(heart)able Troll


theheartlesstroll

The Heartless Troll by Øyvind Torseter. Enchanted Lion Books, 2016. Translated by Kari Dickson. 9781592701933. 120p.
Prince Fred’s six older brothers set out into the world to find wives, but on their way home (without Fred’s promised wife), they and their brides were turned to stone. The King finally gives Fred a nervous horse and he sets out to find them. After finding a saxophone in a river and helping an elephant free its trunk from a tree stump, Fred tricks a hungry wolf into setting them on the path to find his brothers. (According to the copyright page, this is a loose retelling of a Norwegian fairytale.)
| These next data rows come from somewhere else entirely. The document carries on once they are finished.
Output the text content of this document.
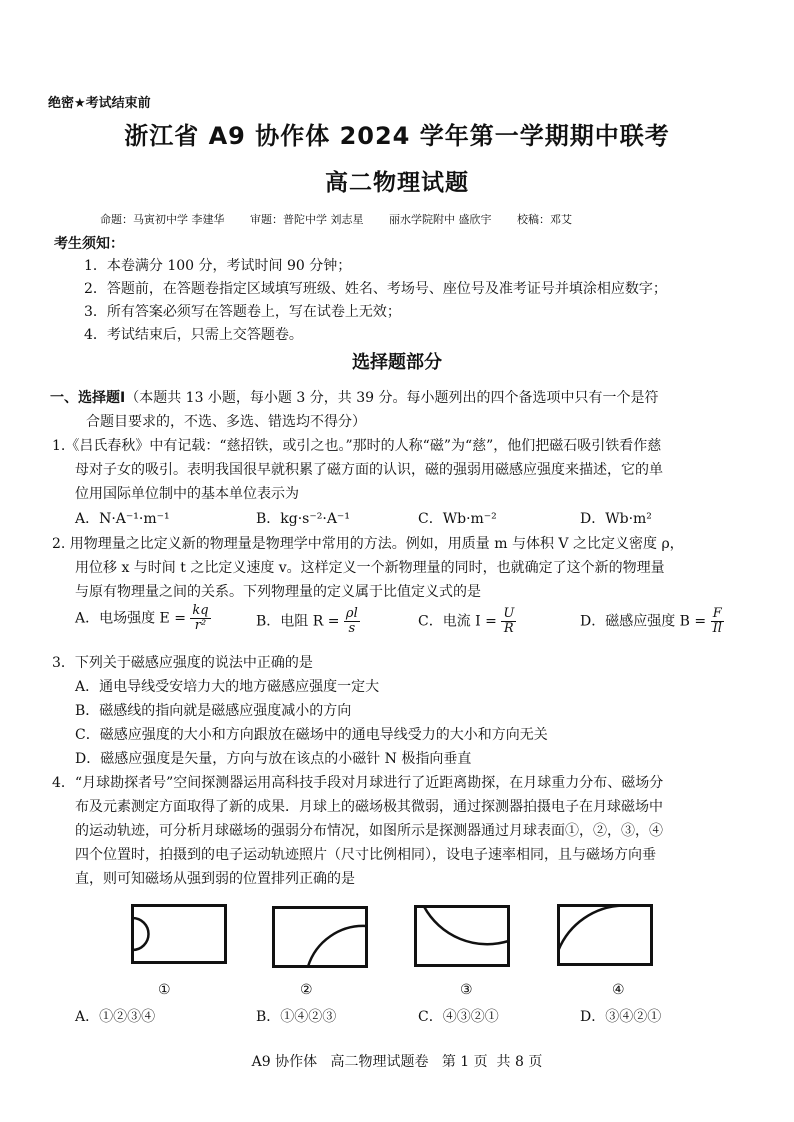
绝密★考试结束前
浙江省 A9 协作体 2024 学年第一学期期中联考
高二物理试题
命题：马寅初中学 李建华 审题：普陀中学 刘志星 丽水学院附中 盛欣宇 校稿：邓艾
考生须知：
1．本卷满分 100 分，考试时间 90 分钟；
2．答题前，在答题卷指定区域填写班级、姓名、考场号、座位号及准考证号并填涂相应数字；
3．所有答案必须写在答题卷上，写在试卷上无效；
4．考试结束后，只需上交答题卷。
选择题部分
一、选择题Ⅰ（本题共 13 小题，每小题 3 分，共 39 分。每小题列出的四个备选项中只有一个是符
合题目要求的，不选、多选、错选均不得分）
1.《吕氏春秋》中有记载：“慈招铁，或引之也。”那时的人称“磁”为“慈”，他们把磁石吸引铁看作慈
母对子女的吸引。表明我国很早就积累了磁方面的认识，磁的强弱用磁感应强度来描述，它的单
位用国际单位制中的基本单位表示为
A．N·A⁻¹·m⁻¹	B．kg·s⁻²·A⁻¹	C．Wb·m⁻²	D．Wb·m²
2. 用物理量之比定义新的物理量是物理学中常用的方法。例如，用质量 m 与体积 V 之比定义密度 ρ，
用位移 x 与时间 t 之比定义速度 v。这样定义一个新物理量的同时，也就确定了这个新的物理量
与原有物理量之间的关系。下列物理量的定义属于比值定义式的是
A．电场强度 $E = \frac{kq}{\text{r²}}$	B．电阻 $R = \frac{\rho l}{s}$	C．电流 $I = \frac{U}{R}$	D．磁感应强度 $B = \frac{F}{Il}$
3．下列关于磁感应强度的说法中正确的是
A．通电导线受安培力大的地方磁感应强度一定大
B．磁感线的指向就是磁感应强度减小的方向
C．磁感应强度的大小和方向跟放在磁场中的通电导线受力的大小和方向无关
D．磁感应强度是矢量，方向与放在该点的小磁针 N 极指向垂直
4．“月球勘探者号”空间探测器运用高科技手段对月球进行了近距离勘探，在月球重力分布、磁场分
布及元素测定方面取得了新的成果．月球上的磁场极其微弱，通过探测器拍摄电子在月球磁场中
的运动轨迹，可分析月球磁场的强弱分布情况，如图所示是探测器通过月球表面①，②，③，④
四个位置时，拍摄到的电子运动轨迹照片（尺寸比例相同），设电子速率相同，且与磁场方向垂
直，则可知磁场从强到弱的位置排列正确的是
①	②	③	④
A．①②③④	B．①④②③	C．④③②①	D．③④②①
A9 协作体   高二物理试题卷   第 1 页  共 8 页
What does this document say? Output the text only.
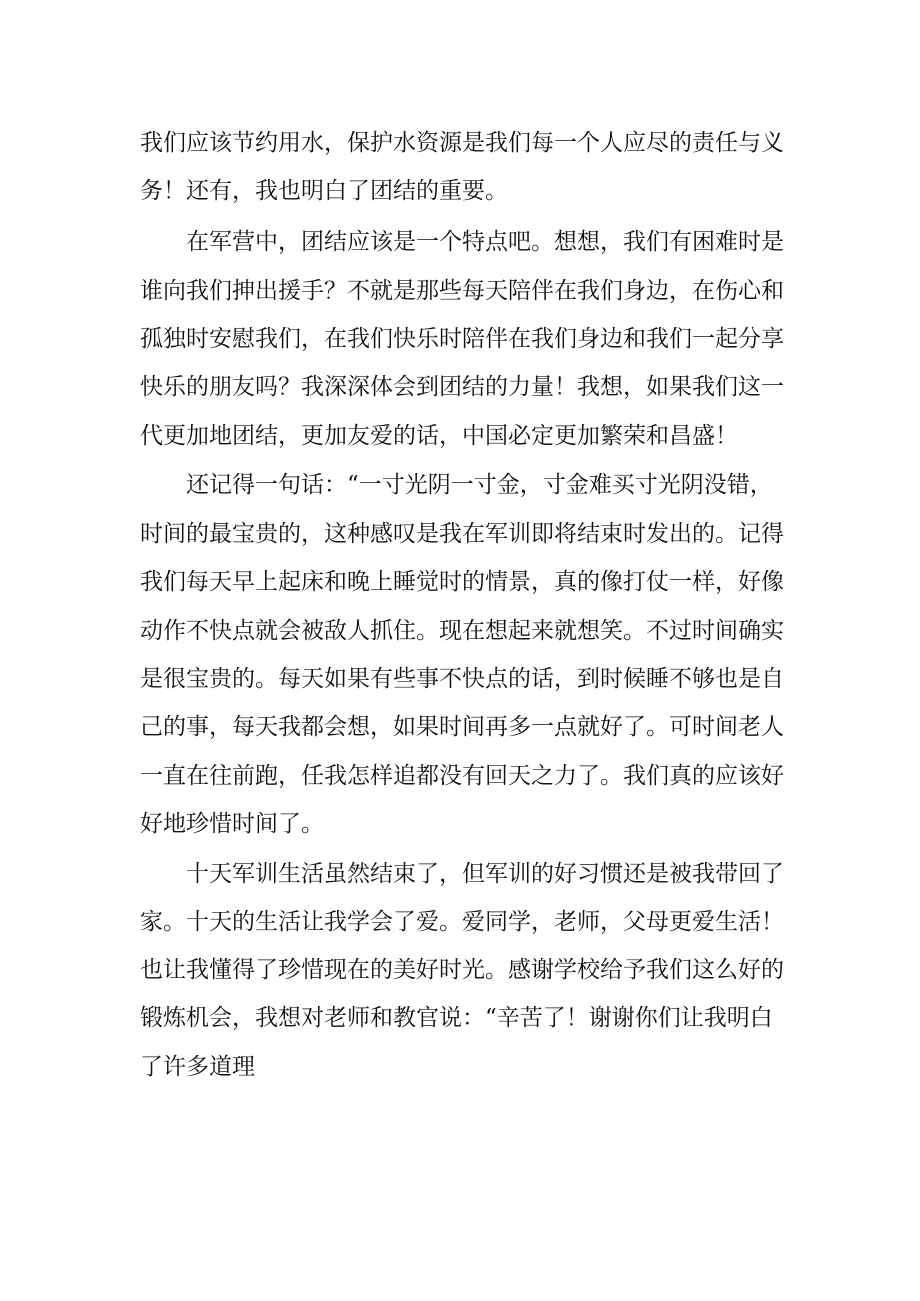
我们应该节约用水，保护水资源是我们每一个人应尽的责任与义
务！还有，我也明白了团结的重要。
在军营中，团结应该是一个特点吧。想想，我们有困难时是
谁向我们抻出援手？不就是那些每天陪伴在我们身边，在伤心和
孤独时安慰我们，在我们快乐时陪伴在我们身边和我们一起分享
快乐的朋友吗？我深深体会到团结的力量！我想，如果我们这一
代更加地团结，更加友爱的话，中国必定更加繁荣和昌盛！
还记得一句话：“一寸光阴一寸金，寸金难买寸光阴没错，
时间的最宝贵的，这种感叹是我在军训即将结束时发出的。记得
我们每天早上起床和晚上睡觉时的情景，真的像打仗一样，好像
动作不快点就会被敌人抓住。现在想起来就想笑。不过时间确实
是很宝贵的。每天如果有些事不快点的话，到时候睡不够也是自
己的事，每天我都会想，如果时间再多一点就好了。可时间老人
一直在往前跑，任我怎样追都没有回天之力了。我们真的应该好
好地珍惜时间了。
十天军训生活虽然结束了，但军训的好习惯还是被我带回了
家。十天的生活让我学会了爱。爱同学，老师，父母更爱生活！
也让我懂得了珍惜现在的美好时光。感谢学校给予我们这么好的
锻炼机会，我想对老师和教官说：“辛苦了！谢谢你们让我明白
了许多道理
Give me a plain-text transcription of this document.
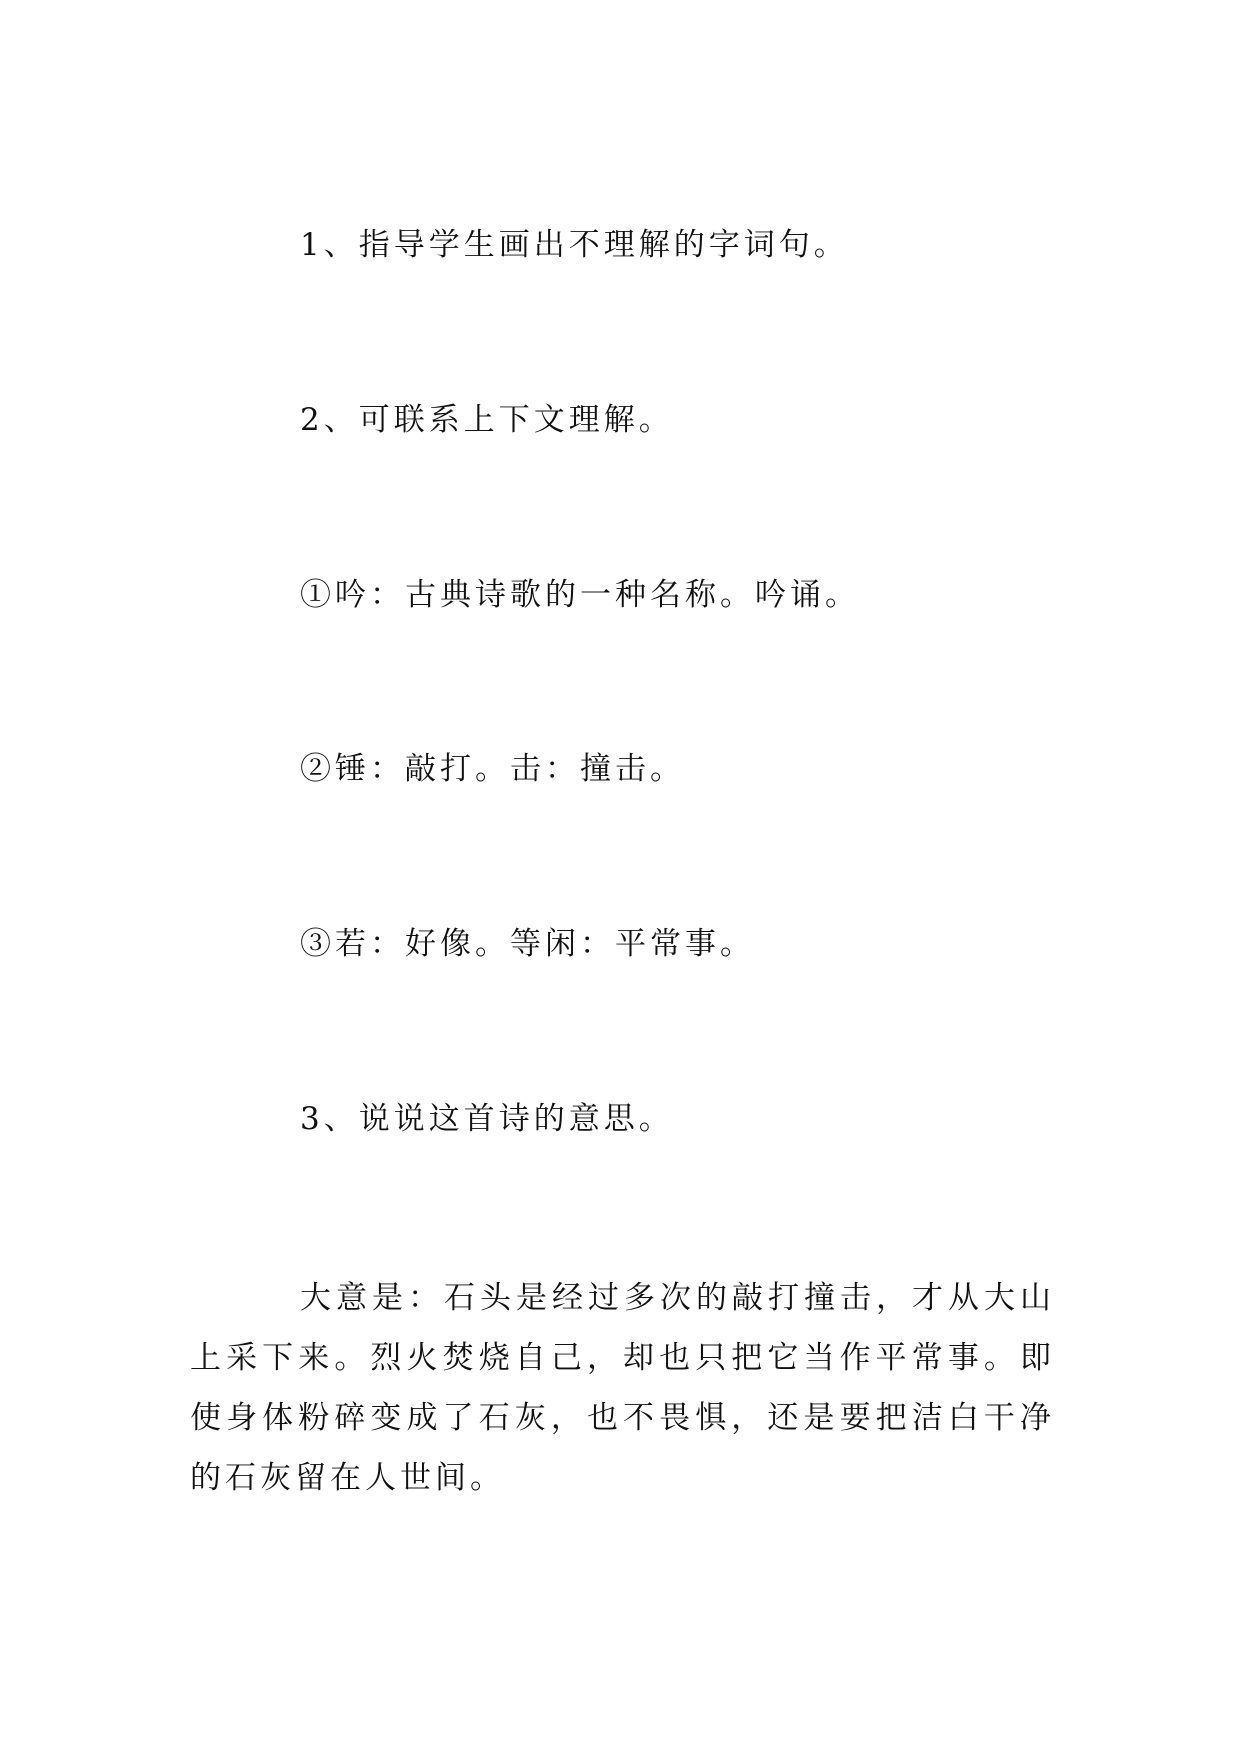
1、指导学生画出不理解的字词句。
2、可联系上下文理解。
①吟：古典诗歌的一种名称。吟诵。
②锤：敲打。击：撞击。
③若：好像。等闲：平常事。
3、说说这首诗的意思。

大意是：石头是经过多次的敲打撞击，才从大山上采下来。烈火焚烧自己，却也只把它当作平常事。即使身体粉碎变成了石灰，也不畏惧，还是要把洁白干净的石灰留在人世间。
Enchanted Lion books are always worth checking out — everything they publish is beautiful. This graphic novel in particular has a cartoony protagonist (Fred looks a bit like one of the Moomins) wandering through a colorful, magical landscape to find his brothers and free his princess. It contains the energy of a sketchbook, the drawings won’t overwhelm anyone with their perfection, and the story is easy to follow.

Sarah: I liked that I could see where the artist fixed drawings by layering on pieces of paper. I didn’t know this was something you could do, since I only ever see perfect final images.

Gene’s note: In case you’re keeping score, this is the second book I’ve read in as many weeks there the author had a “Ø” in their name.Wikipedia tells me the Danish pronounce this letter as /øːˀ/ while the Norwegians call it /øː/. (The Swedish variant is Ö.) I’m not sure what any of this means, though these letters create a vaguely heavy metal connotation for me. I blame the music I listened to in the early 80s.